There are three visible elements to the Stella new-home project and two invisible.
"The low-rise podium base is the commercial use of the project. The mid-rise horizontal band of two-storey townhouses and the residential tower are situated above the podium," architects Ostry and Acton write.
The two invisible elements are "air-space parcels," one owned by the strata owners and the other by the Destination Auto Group and the Jadavji family involved in the auto retailer.
"Unlike most developments where the developer comes in, does the development, sells it and, then, vacates the neighbourhood, this developer has owned this site for many years and will continue to own land there for many years," project manager Redden said.
The developer's staying-on pledge was critical to city hall acceptance of the tower's height.
"In the zoning there's no upper-height limit. So height is granted by the city; the developer has to earn height," Redden said.

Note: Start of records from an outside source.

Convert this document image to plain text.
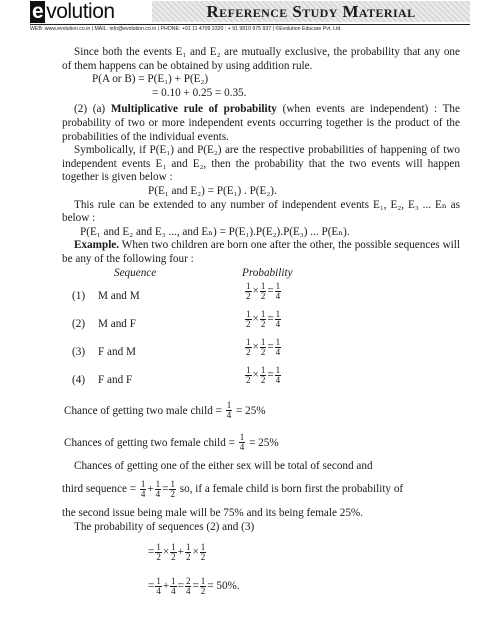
e volution	Reference Study Material
WEB: www.evolution.co.in | MAIL: info@evolution.co.in | PHONE: +91 11 4709 2320 ; + 91 9810 975 937 | ©Evolution Educare Pvt. Ltd.

Since both the events E₁ and E₂ are mutually exclusive, the probability that any one of them happens can be obtained by using addition rule.

P(A or B) = P(E₁) + P(E₂)

= 0.10 + 0.25 = 0.35.

(2) (a) Multiplicative rule of probability (when events are independent) : The probability of two or more independent events occurring together is the product of the probabilities of the individual events.

Symbolically, if P(E₁) and P(E₂) are the respective probabilities of happening of two independent events E₁ and E₂, then the probability that the two events will happen together is given below :

P(E₁ and E₂) = P(E₁) . P(E₂).

This rule can be extended to any number of independent events E₁, E₂, E₃ ... Eₙ as below :

P(E₁ and E₂ and E₃ ..., and Eₙ) = P(E₁).P(E₂).P(E₃) ... P(Eₙ).

Example. When two children are born one after the other, the possible sequences will be any of the following four :

Sequence	Probability
(1) M and M	$\frac{1}{2} \times \frac{1}{2} = \frac{1}{4}$
(2) M and F	$\frac{1}{2} \times \frac{1}{2} = \frac{1}{4}$
(3) F and M	$\frac{1}{2} \times \frac{1}{2} = \frac{1}{4}$
(4) F and F	$\frac{1}{2} \times \frac{1}{2} = \frac{1}{4}$

Chance of getting two male child = $\frac{1}{4} = 25\%$

Chances of getting two female child = $\frac{1}{4} = 25\%$

Chances of getting one of the either sex will be total of second and

third sequence = $\frac{1}{4} + \frac{1}{4} = \frac{1}{2}$ so, if a female child is born first the probability of

the second issue being male will be 75% and its being female 25%.

The probability of sequences (2) and (3)

= $\frac{1}{2} \times \frac{1}{2} + \frac{1}{2} \times \frac{1}{2}$

= $\frac{1}{4} + \frac{1}{4} = \frac{2}{4} = \frac{1}{2} = 50\%$.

". . . we're almost 130 feet in height, and will be the tallest building in the area for years to come. The question is, how did we earn that?
"One of the things the family did is buy a triangle of land [along 12th Avenue and Sophia] and the lane [between that parcel and their starting-point property] and dedicated that to the city as public open space, as a park, that they [the family] will maintain forever."
Landscape architect Don Vaughan has the park assignment and it will be "landscaped to the higher level of quality associated with the city's Wellness Walkway," architects Ostry and Acton write.
The architects consider the city-hall design-review process ''one of the best in the country'' and report ''the highest urban design and architectural standards'' guided the city-hall review of the Stella design.
''The City challenged us to set a new standard for design and livability in new mixed-use residential projects in the neighbourhood. The City of Vancouver's respected Urban Design Panel was resounding in their support of the project.''
Outdoor amenities, of which the new park will be one component, are a critical part of the offer to buy at Stella, Redden said, because market research suggested that "outdoor spaces" would give Stella marketplace edge, over not only nearby new-home projects, but new and resale Yaletown product.
Commented the architects: "Residents will pass through a procession of outdoor spaces from the public-entry park through the semi-private green roof deck to the private balconies and roof decks associated with every unit.
"The private decks and balconies are twice as large as typical balconies and extend the sense of interior space out and into the view.
"Balconies are staggered on the north and south facades. This staggering allows for greater amounts of natural light to enter the suites. The staggering also results in a dynamic architectural composition."